Project Lead(s): Ponnambalam Selvaganapathy
Cell culture is the gold standard in tuberculosis (TB) diagnosis, but takes 4–6 weeks.
This delay in diagnosis may result in further progression of the disease, may lead to infected individuals continuing to spread the disease to others or may result in patient loss to follow-up.
The idea behind the project was to make diagnosis of TB by culture method faster and more automated, enabling quicker diagnosis.
Work was undertaken to develop a technology that compartmentalizes a sample into millions of micro volumes and analyzes them in parallel, reducing the assay time to a few hours.
Using E.coli as a proxy for TB (because M. Tuberculosis requires BSL-3 safety equipment, which the lab did not have), the team focused on design development, fabrication of arrays of nanoliter wells, distribution of mL volume into million nL volumes and characterization of the existing fluorescence technology for oxygen detection in the microscale.
These component technologies were then integrated into a single device, validated and tested with various concentrations of E.coli, spiked in the sample to determine the time for detection, quantification of number of bacteria and measure its viability.

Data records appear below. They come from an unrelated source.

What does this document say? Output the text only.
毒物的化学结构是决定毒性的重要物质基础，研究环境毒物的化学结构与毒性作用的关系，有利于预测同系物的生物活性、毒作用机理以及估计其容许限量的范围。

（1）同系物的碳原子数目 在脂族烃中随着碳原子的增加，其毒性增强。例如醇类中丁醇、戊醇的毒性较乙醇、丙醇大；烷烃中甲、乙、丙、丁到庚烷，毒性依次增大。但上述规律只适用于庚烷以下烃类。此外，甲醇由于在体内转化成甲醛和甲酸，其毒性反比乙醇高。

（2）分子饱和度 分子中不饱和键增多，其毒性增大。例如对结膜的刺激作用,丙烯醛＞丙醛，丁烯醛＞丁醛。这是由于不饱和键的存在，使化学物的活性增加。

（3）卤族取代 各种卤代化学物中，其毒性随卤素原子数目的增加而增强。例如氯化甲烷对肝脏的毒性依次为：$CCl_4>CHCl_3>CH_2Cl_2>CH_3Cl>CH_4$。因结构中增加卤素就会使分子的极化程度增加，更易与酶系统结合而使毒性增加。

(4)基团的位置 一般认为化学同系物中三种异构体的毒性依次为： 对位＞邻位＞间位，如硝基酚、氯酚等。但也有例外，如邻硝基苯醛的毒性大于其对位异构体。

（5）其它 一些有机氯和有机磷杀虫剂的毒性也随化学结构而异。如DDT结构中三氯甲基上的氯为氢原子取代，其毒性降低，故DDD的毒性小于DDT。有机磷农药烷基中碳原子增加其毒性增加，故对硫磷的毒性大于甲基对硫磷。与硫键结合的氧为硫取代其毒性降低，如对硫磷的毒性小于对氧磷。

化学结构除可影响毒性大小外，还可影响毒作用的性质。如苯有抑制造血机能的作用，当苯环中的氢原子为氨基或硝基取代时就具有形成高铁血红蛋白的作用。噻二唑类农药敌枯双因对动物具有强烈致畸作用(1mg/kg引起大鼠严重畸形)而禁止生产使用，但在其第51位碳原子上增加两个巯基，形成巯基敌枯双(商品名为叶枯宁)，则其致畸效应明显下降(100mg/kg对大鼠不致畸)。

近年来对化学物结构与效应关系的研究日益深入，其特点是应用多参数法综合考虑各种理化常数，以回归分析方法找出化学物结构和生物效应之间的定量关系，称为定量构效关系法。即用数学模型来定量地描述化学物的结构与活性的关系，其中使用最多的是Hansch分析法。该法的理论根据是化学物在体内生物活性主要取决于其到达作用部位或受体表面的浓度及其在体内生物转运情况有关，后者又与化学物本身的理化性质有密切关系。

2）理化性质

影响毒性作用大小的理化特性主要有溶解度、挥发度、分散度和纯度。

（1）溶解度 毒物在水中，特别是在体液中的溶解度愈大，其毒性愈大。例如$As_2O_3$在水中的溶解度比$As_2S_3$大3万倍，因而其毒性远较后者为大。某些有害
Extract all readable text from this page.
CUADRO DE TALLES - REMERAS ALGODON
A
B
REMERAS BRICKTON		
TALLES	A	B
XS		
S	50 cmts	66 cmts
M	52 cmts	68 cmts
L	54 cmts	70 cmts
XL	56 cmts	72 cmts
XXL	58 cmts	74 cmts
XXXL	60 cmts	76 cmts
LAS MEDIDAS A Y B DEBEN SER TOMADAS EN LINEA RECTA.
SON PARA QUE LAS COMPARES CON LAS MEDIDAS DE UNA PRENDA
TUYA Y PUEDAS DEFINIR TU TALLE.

The project validated the different components needed to build a prototype device that would make the culturing of TB easier.
Preliminary results have demonstrated the capability of rapid detection on the samples with and without E. coli present.
The next step is the validation using mycobacteria, which requires the use of BSL-3 safety equipment.
This knowledge was disseminated through several presentations at conferences.
The team will be seeking further funding for validation on mycobacteria and had discussions with the National Institute for Research in Tuberculosis (NIRT), Chennai India, Health Canada and the Public Health Agency of Canada.